Alex Bregman and Jose Altuve listen as owner Jim Crane speaks during a news conference Thursday. (Photo: Jim Rassol, USA TODAY Sports)
Nor will it fly in New York, where the tabloids will keep up their ink-by-the-barrel attack on the Astros until further notice, and where the Yankees – admittedly spooked by rumors of Astros malfeasance and highly vigilant about their sign sequences in the 2017 ALCS – will retain a bitter taste from their seven-game defeat.
“It doesn’t feel good,” catcher Gary Sanchez told reporters Tuesday as Yankee camp opened. “As a ballplayer, when you hear something like that, it doesn’t feel good.”
You can see why the Astros would avoid specific apologies. Doing so would be an admittance that their 2017 title should carry an even larger asterisk than the one discerning fans have already attached. Astros hitters know full well which at-bats carried the taint of electronic sign-stealing.
Their flouting of the rules was so blatant that it produced copious video evidence of cheating, via the audible bangs of a trash can in the moments after an opposing catcher flashed a set of signs.
Yet, like the steroid-fueled sluggers of the early 2000s who hid behind the Mitchell Report so long as it didn’t include their name, these Astros will point for time eternal to the eight-page report issued by MLB commissioner Rob Manfred.

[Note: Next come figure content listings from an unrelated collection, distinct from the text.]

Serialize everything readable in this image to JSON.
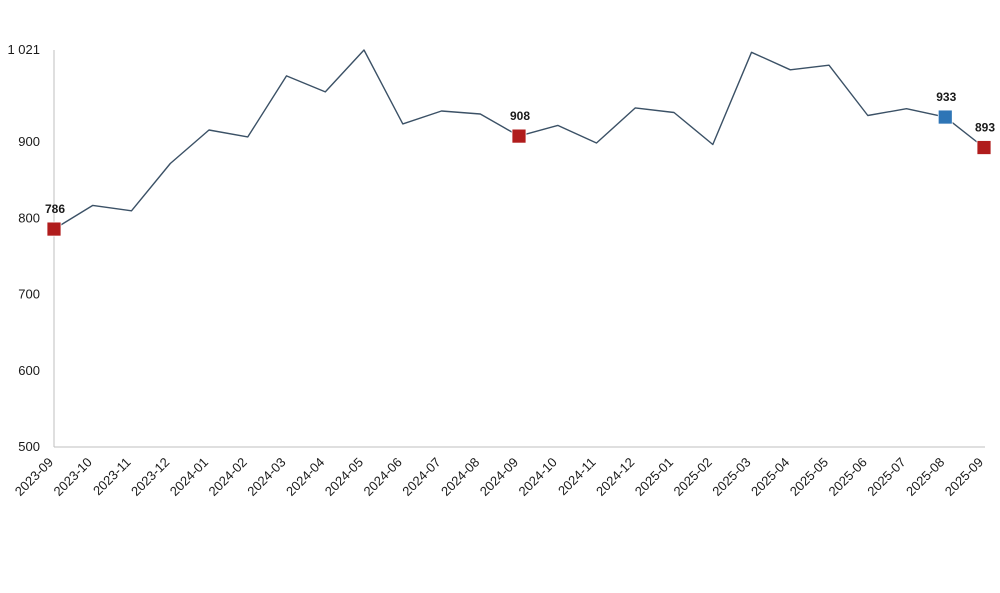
{
  "chart_data": {
    "type": "line",
    "title": "",
    "xlabel": "",
    "ylabel": "",
    "categories": [
      "2023-09",
      "2023-10",
      "2023-11",
      "2023-12",
      "2024-01",
      "2024-02",
      "2024-03",
      "2024-04",
      "2024-05",
      "2024-06",
      "2024-07",
      "2024-08",
      "2024-09",
      "2024-10",
      "2024-11",
      "2024-12",
      "2025-01",
      "2025-02",
      "2025-03",
      "2025-04",
      "2025-05",
      "2025-06",
      "2025-07",
      "2025-08",
      "2025-09"
    ],
    "series": [
      {
        "values": [
          786,
          817,
          810,
          872,
          916,
          907,
          987,
          966,
          1021,
          924,
          941,
          937,
          908,
          922,
          899,
          945,
          939,
          897,
          1018,
          995,
          1001,
          935,
          944,
          933,
          893
        ]
      }
    ],
    "ylim": [
      500,
      1021
    ],
    "yticks": [
      500,
      600,
      700,
      800,
      900
    ],
    "ytick_labels": [
      "500",
      "600",
      "700",
      "800",
      "900"
    ],
    "ymax_label": "1 021",
    "grid": false,
    "legend": "none",
    "highlights": [
      {
        "index": 0,
        "label": "786",
        "color": "#b01c1c"
      },
      {
        "index": 12,
        "label": "908",
        "color": "#b01c1c"
      },
      {
        "index": 23,
        "label": "933",
        "color": "#2e75b6"
      },
      {
        "index": 24,
        "label": "893",
        "color": "#b01c1c"
      }
    ],
    "colors": {
      "line": "#3b5166",
      "axis": "#bfbfbf"
    }
  }
}
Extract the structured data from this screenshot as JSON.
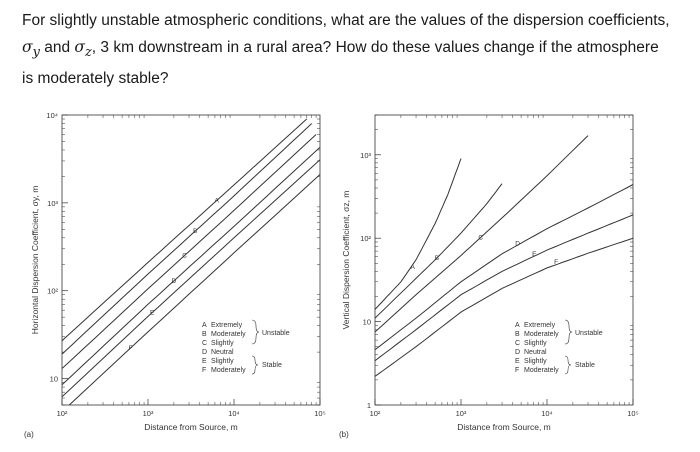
{
  "question": {
    "part1": "For slightly unstable atmospheric conditions, what are the values of the dispersion coefficients,",
    "sigma_y": "σ",
    "sub_y": "y",
    "and": " and ",
    "sigma_z": "σ",
    "sub_z": "z",
    "part2": ", 3 km downstream in a rural area? How do these values change if the atmosphere",
    "part3": "is moderately stable?"
  },
  "chart_data": [
    {
      "id": "a",
      "type": "line",
      "panel_label": "(a)",
      "xlabel": "Distance from Source, m",
      "ylabel": "Horizontal Dispersion Coefficient, σy, m",
      "xscale": "log",
      "yscale": "log",
      "xlim": [
        100,
        100000
      ],
      "ylim": [
        5,
        10000
      ],
      "x_ticks": [
        {
          "value": 100,
          "label": "10²"
        },
        {
          "value": 1000,
          "label": "10³"
        },
        {
          "value": 10000,
          "label": "10⁴"
        },
        {
          "value": 100000,
          "label": "10⁵"
        }
      ],
      "y_ticks": [
        {
          "value": 10,
          "label": "10"
        },
        {
          "value": 100,
          "label": "10²"
        },
        {
          "value": 1000,
          "label": "10³"
        },
        {
          "value": 10000,
          "label": "10⁴"
        }
      ],
      "series": [
        {
          "name": "A",
          "x": [
            100,
            1000,
            10000,
            70000
          ],
          "y": [
            27,
            210,
            1600,
            9000
          ]
        },
        {
          "name": "B",
          "x": [
            100,
            1000,
            10000,
            80000
          ],
          "y": [
            19,
            155,
            1200,
            8000
          ]
        },
        {
          "name": "C",
          "x": [
            100,
            1000,
            10000,
            90000
          ],
          "y": [
            13,
            105,
            820,
            6000
          ]
        },
        {
          "name": "D",
          "x": [
            100,
            1000,
            10000,
            100000
          ],
          "y": [
            8.5,
            70,
            540,
            4300
          ]
        },
        {
          "name": "E",
          "x": [
            100,
            1000,
            10000,
            100000
          ],
          "y": [
            6.2,
            51,
            400,
            3100
          ]
        },
        {
          "name": "F",
          "x": [
            100,
            1000,
            10000,
            100000
          ],
          "y": [
            4.2,
            34,
            270,
            2100
          ]
        }
      ],
      "legend": {
        "placement": "lower-right",
        "rows": [
          {
            "letter": "A",
            "text": "Extremely"
          },
          {
            "letter": "B",
            "text": "Moderately"
          },
          {
            "letter": "C",
            "text": "Slightly"
          },
          {
            "letter": "D",
            "text": "Neutral"
          },
          {
            "letter": "E",
            "text": "Slightly"
          },
          {
            "letter": "F",
            "text": "Moderately"
          }
        ],
        "unstable": "Unstable",
        "stable": "Stable"
      }
    },
    {
      "id": "b",
      "type": "line",
      "panel_label": "(b)",
      "xlabel": "Distance from Source, m",
      "ylabel": "Vertical Dispersion Coefficient, σz, m",
      "xscale": "log",
      "yscale": "log",
      "xlim": [
        100,
        100000
      ],
      "ylim": [
        1,
        3000
      ],
      "x_ticks": [
        {
          "value": 100,
          "label": "10²"
        },
        {
          "value": 1000,
          "label": "10³"
        },
        {
          "value": 10000,
          "label": "10⁴"
        },
        {
          "value": 100000,
          "label": "10⁵"
        }
      ],
      "y_ticks": [
        {
          "value": 1,
          "label": "1"
        },
        {
          "value": 10,
          "label": "10"
        },
        {
          "value": 100,
          "label": "10²"
        },
        {
          "value": 1000,
          "label": "10³"
        }
      ],
      "series": [
        {
          "name": "A",
          "x": [
            100,
            200,
            300,
            500,
            700,
            1000
          ],
          "y": [
            14,
            30,
            55,
            150,
            330,
            900
          ]
        },
        {
          "name": "B",
          "x": [
            100,
            300,
            500,
            1000,
            2000,
            3000
          ],
          "y": [
            11,
            33,
            55,
            115,
            260,
            450
          ]
        },
        {
          "name": "C",
          "x": [
            100,
            300,
            1000,
            3000,
            10000,
            30000
          ],
          "y": [
            7.5,
            21,
            62,
            175,
            560,
            1700
          ]
        },
        {
          "name": "D",
          "x": [
            100,
            300,
            1000,
            3000,
            10000,
            30000,
            100000
          ],
          "y": [
            4.6,
            11,
            30,
            65,
            130,
            230,
            440
          ]
        },
        {
          "name": "E",
          "x": [
            100,
            300,
            1000,
            3000,
            10000,
            30000,
            100000
          ],
          "y": [
            3.4,
            8,
            21,
            40,
            72,
            115,
            190
          ]
        },
        {
          "name": "F",
          "x": [
            100,
            300,
            1000,
            3000,
            10000,
            30000,
            100000
          ],
          "y": [
            2.2,
            5,
            13,
            25,
            44,
            66,
            100
          ]
        }
      ],
      "legend": {
        "placement": "lower-right",
        "rows": [
          {
            "letter": "A",
            "text": "Extremely"
          },
          {
            "letter": "B",
            "text": "Moderately"
          },
          {
            "letter": "C",
            "text": "Slightly"
          },
          {
            "letter": "D",
            "text": "Neutral"
          },
          {
            "letter": "E",
            "text": "Slightly"
          },
          {
            "letter": "F",
            "text": "Moderately"
          }
        ],
        "unstable": "Unstable",
        "stable": "Stable"
      }
    }
  ]
}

It was damning, but largely non-specific, a document that appears more incomplete every time a new report emerges with greater detail of the Astros’ cheating. It claimed a few pounds of flesh in GM Jeff Luhnow and manager A.J. Hinch, who were fired because they and every top baseball official in the game were warned by Manfred that cheating via electronics will carry grave consequences.
But the players skated in the report, receiving immunity in exchange for candor, and surely want to believe Thursday’s acknowledgement will put this behind him.
They are very sorry, you see, to all of you, and also none of you.
“We feel really bad for possibly ruining careers and having that advantage by using technology,” shortstop Carlos Correa said Thursday. “That’s not what we stand for in this organization.
“Going forward, we have to right our wrongs.”
Whatever those are, and whoever they wronged.